僕は異変?と首を傾げ、そういえばそんな単語を魔理沙さんが出していたな、と思い起し、うなずく。

 

「できる限り善処はします。魔理沙さんのことですし、僕も僕の立場があったりするので・・・有無を言わさずがあったりしたら、破っちゃうかもしれません」

「いいのよ。心がけてくれれば。一回くらい、痛い目見るとこりごりだって思うわ」

「はは、確かにそうかもしれませんね」

 

僕たちの世界(げんだい)では、もうそれはそれは教師に追いかけまわされたことだ。

どんなルートを通ってもどこかに鬼教師が潜伏してる可能性があるので、市街地に逃げることにしたのはもう数週間前の話だ。
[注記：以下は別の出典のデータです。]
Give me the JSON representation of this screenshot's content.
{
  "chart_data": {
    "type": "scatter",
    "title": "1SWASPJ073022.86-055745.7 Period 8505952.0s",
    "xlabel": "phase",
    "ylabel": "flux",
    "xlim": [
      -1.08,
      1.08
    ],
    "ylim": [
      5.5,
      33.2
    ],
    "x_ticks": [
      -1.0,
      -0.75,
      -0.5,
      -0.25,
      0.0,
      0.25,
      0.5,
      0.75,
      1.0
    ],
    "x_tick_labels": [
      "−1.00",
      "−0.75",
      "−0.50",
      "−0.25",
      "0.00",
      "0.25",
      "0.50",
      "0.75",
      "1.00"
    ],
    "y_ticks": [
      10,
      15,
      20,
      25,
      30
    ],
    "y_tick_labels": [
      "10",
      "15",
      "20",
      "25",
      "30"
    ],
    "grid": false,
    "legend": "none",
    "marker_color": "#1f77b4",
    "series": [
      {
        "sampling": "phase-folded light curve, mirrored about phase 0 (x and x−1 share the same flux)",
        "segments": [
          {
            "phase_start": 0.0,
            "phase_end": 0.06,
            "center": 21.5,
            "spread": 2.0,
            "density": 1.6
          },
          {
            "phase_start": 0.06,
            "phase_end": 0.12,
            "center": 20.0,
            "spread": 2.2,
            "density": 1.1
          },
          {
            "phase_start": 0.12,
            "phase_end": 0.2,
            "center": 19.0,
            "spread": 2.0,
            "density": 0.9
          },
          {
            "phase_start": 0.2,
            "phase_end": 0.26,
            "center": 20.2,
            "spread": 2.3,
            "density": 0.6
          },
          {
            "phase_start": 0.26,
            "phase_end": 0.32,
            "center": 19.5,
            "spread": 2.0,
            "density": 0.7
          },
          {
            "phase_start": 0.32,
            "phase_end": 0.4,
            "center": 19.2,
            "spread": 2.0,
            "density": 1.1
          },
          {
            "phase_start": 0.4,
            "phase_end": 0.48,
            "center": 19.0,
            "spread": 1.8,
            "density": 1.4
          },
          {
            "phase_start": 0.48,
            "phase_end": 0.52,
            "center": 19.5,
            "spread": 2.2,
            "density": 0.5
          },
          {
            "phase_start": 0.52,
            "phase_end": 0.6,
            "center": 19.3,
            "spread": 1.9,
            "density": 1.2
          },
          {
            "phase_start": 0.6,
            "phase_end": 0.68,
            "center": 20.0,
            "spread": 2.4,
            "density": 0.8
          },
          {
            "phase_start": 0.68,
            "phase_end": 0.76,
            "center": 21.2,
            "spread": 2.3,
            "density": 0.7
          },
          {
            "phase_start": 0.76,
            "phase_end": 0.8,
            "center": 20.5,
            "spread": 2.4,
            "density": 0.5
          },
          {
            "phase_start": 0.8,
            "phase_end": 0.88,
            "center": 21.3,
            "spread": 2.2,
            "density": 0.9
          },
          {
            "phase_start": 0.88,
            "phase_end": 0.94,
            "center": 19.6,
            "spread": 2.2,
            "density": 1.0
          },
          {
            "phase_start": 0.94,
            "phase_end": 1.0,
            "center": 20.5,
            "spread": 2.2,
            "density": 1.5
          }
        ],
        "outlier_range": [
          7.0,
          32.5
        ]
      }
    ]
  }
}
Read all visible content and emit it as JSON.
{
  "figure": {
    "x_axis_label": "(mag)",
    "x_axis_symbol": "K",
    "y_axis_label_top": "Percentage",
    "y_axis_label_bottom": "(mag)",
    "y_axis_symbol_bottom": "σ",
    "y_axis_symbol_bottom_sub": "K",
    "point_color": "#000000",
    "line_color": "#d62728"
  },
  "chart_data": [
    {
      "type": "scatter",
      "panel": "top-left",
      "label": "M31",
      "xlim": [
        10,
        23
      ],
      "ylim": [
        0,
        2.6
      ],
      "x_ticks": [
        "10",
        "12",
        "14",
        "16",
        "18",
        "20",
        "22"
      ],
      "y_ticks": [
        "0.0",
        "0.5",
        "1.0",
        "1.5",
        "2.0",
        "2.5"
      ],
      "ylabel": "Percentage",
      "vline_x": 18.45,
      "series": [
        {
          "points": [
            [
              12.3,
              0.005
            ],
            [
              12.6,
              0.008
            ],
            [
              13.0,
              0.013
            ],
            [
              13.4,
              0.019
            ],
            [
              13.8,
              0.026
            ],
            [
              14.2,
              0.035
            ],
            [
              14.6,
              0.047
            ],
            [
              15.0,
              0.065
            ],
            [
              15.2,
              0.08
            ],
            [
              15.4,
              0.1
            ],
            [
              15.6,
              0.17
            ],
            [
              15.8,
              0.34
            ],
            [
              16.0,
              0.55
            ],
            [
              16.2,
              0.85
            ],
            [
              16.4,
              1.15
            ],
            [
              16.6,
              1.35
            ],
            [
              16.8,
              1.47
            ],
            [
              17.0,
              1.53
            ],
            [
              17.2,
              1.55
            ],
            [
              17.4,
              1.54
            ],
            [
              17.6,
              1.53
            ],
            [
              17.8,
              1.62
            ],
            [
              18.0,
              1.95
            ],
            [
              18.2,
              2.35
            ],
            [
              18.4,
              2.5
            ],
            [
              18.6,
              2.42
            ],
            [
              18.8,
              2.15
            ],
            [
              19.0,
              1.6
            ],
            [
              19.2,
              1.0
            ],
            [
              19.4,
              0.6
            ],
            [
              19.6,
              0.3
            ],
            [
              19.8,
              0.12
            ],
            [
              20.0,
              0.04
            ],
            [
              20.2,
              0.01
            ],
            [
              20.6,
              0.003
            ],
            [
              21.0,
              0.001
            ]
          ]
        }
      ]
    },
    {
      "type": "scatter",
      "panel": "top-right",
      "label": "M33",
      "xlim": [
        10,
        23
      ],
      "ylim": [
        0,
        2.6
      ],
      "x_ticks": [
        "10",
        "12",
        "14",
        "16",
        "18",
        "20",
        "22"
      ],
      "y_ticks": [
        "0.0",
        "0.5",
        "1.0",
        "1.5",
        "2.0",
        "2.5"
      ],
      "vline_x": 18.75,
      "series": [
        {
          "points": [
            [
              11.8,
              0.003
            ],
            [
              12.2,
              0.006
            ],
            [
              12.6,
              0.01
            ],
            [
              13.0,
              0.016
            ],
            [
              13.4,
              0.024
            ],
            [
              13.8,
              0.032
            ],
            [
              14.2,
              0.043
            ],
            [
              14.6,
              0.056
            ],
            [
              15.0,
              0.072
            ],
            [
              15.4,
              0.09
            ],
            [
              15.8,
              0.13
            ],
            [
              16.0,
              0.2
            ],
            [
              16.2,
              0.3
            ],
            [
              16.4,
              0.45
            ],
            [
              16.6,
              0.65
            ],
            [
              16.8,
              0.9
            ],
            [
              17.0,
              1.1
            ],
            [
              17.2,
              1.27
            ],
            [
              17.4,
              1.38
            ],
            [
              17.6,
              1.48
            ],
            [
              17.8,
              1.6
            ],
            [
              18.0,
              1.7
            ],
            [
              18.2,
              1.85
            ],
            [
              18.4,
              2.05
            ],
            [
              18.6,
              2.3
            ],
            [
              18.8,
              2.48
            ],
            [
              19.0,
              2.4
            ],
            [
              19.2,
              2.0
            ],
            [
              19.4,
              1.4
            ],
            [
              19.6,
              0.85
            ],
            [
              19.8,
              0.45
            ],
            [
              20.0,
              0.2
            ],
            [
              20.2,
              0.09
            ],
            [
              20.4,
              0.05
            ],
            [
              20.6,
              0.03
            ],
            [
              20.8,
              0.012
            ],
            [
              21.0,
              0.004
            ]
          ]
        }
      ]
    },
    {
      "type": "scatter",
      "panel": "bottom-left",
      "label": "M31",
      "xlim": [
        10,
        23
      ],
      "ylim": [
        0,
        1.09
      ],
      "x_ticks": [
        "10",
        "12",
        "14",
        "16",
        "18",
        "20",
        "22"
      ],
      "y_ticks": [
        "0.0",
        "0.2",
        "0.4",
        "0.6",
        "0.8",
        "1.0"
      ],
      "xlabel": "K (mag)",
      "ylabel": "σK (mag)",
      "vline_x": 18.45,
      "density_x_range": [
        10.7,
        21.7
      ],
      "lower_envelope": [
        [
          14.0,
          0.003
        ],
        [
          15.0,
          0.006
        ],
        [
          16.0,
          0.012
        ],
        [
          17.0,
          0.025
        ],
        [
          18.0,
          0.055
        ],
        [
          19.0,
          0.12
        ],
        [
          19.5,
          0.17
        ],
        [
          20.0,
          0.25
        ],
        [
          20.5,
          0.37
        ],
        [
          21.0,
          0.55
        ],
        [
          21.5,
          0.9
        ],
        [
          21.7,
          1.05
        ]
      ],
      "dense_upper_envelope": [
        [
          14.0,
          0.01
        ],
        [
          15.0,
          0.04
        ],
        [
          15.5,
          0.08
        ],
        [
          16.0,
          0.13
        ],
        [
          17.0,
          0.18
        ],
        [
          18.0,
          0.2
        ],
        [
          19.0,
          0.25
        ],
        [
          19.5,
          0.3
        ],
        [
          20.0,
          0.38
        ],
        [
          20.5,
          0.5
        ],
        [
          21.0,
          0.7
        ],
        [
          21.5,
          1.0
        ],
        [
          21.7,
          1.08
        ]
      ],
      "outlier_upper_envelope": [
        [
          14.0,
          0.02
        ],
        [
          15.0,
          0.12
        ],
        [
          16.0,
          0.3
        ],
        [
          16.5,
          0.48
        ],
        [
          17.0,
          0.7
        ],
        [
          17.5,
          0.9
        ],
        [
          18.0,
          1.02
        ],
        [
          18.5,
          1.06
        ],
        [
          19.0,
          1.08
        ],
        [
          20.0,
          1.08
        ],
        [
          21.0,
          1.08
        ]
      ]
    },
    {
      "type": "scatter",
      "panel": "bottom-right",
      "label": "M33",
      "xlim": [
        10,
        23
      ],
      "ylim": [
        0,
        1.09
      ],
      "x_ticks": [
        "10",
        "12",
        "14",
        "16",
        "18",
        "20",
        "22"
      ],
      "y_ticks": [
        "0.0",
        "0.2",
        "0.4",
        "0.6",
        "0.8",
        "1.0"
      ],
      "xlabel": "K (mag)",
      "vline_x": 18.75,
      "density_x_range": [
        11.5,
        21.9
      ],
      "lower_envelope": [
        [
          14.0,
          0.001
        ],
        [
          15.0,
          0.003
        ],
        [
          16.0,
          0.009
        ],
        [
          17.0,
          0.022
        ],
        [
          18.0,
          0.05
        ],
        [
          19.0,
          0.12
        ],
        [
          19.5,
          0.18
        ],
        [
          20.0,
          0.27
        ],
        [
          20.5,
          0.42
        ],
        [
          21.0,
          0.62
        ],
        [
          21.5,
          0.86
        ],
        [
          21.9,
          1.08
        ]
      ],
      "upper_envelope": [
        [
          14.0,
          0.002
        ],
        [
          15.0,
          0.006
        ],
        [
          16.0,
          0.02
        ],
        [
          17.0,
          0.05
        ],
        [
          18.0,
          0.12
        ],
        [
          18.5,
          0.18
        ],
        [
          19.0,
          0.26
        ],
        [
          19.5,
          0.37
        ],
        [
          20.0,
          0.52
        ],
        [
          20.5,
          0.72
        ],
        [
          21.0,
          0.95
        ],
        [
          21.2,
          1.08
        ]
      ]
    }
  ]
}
たとえ忌み嫌う能力であっても、使わなければ宝の持ち腐れというもの。

・・・それが、嫌いなことに変わりはないのだけれど。

 

「・・・お茶、ありがとうございました。話が終わったのなら、魔理沙さんの家に帰らなくては」

「ああ・・・そうね。送っていくわ」

「あ、いいんですか?」

「どうせ迷って妖怪に出くわしたのでしょう?周辺は妖怪が活発化してる。危ないから、しばらく人をつけて動いたほうがいいかもしれないわね」

 

さっきの化け物も『妖怪』に入るんだな・・・。

僕は改めて「ありがとうございます」と頭を下げてから、彼女の家を後にした。

尽きぬ話題。

帰り道は、それなりに楽しかった。